Moving forward, the bank faces a number of strategic challenges. Financial analysts point to its lack of presence in key emerging markets. Having focused its recent international expansion on the Eurozone and South America, it has not yet expanded its operations in the fast-growing markets of Asia where competitors such as Citigroup and HSBC are already exploring the opportunities presented by high growth in the retail banking sector. In addition, the Santander brand was until recently relatively unknown outside of Spain and Latin America. The bank hopes that a fiveyear sponsorship agreement signed with the McLaren Mercedes Formula One team in 2006 will raise the international recognition of Santander’s brand.
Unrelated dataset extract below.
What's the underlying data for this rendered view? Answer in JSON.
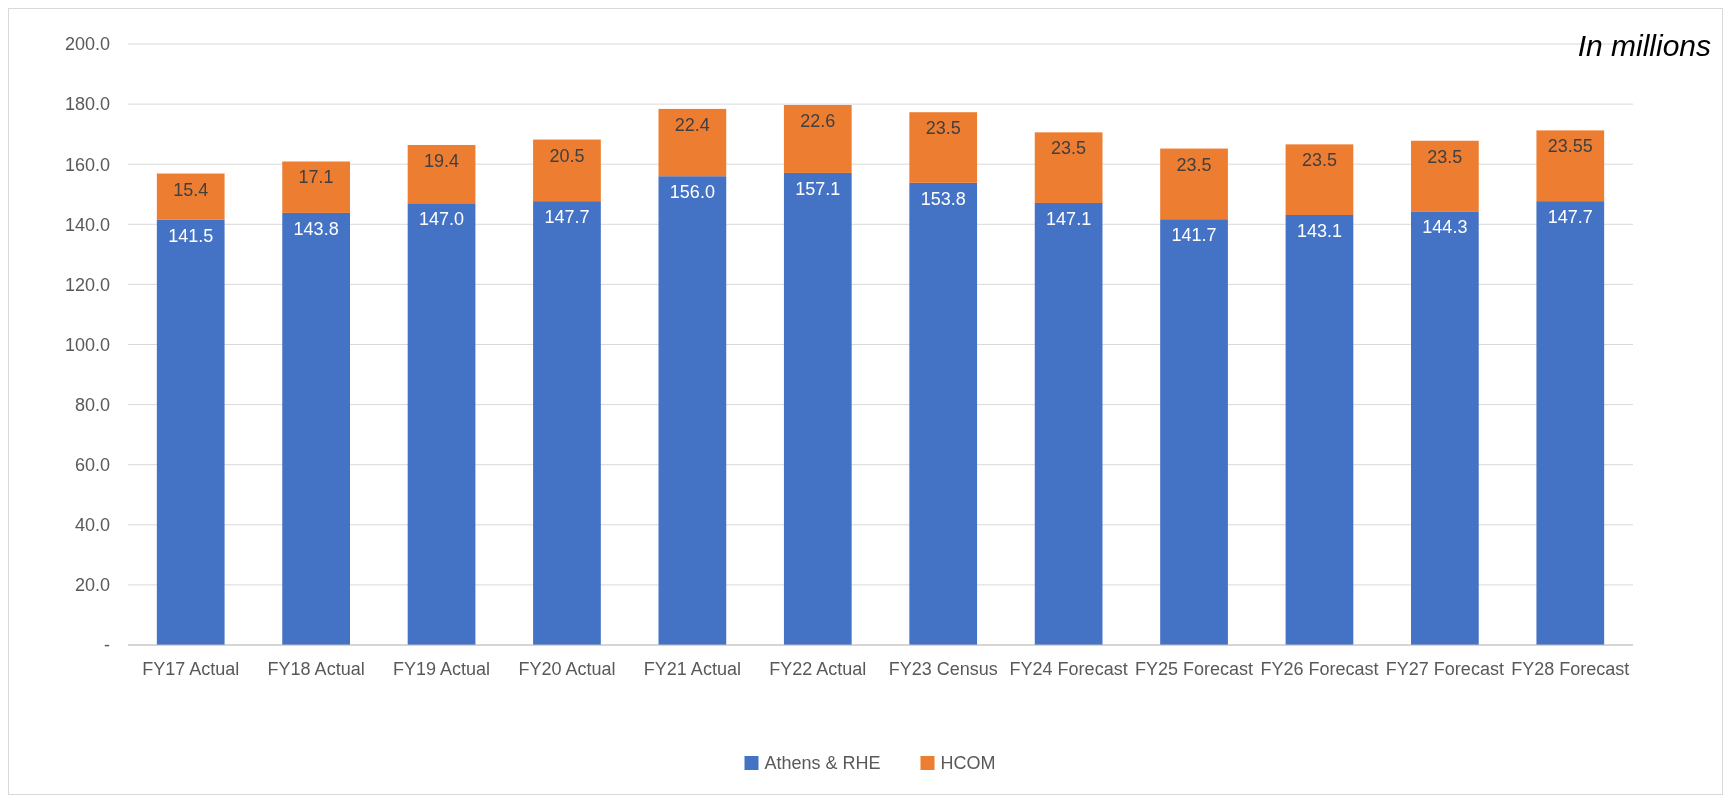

- Luisa Alemany, “Venture Capital in Spain: Evolution, Characterisation and Economic Impact Analysis,” International Journal of Entrepreneurship and Innovation Management (v.6/4–5, 2006);
- Kevin Dobbs, “With Sovereign Deal, Santander Plans Light Touch,” American Banker (v.173/199, 2008);
- Marcela Espinosa-Pike, “Business Ethics and Accounting Information: An Analysis of the Spanish Code of Best Practice,” Journal of Business Ethics (v.22/3, 1999);
- Mauro Guillen and Adrian Tschoegl, Building a Global Bank: The Transformation of Banco Santander (Princeton University Press, 2008);
- Ronald A. Ratti, Sunglyong Lee and Youn Seol, “Bank Concentration and Financial Constraints on Firm-Level Investment in Europe,” Journal of Banking & Finance (v.32/12, 2008).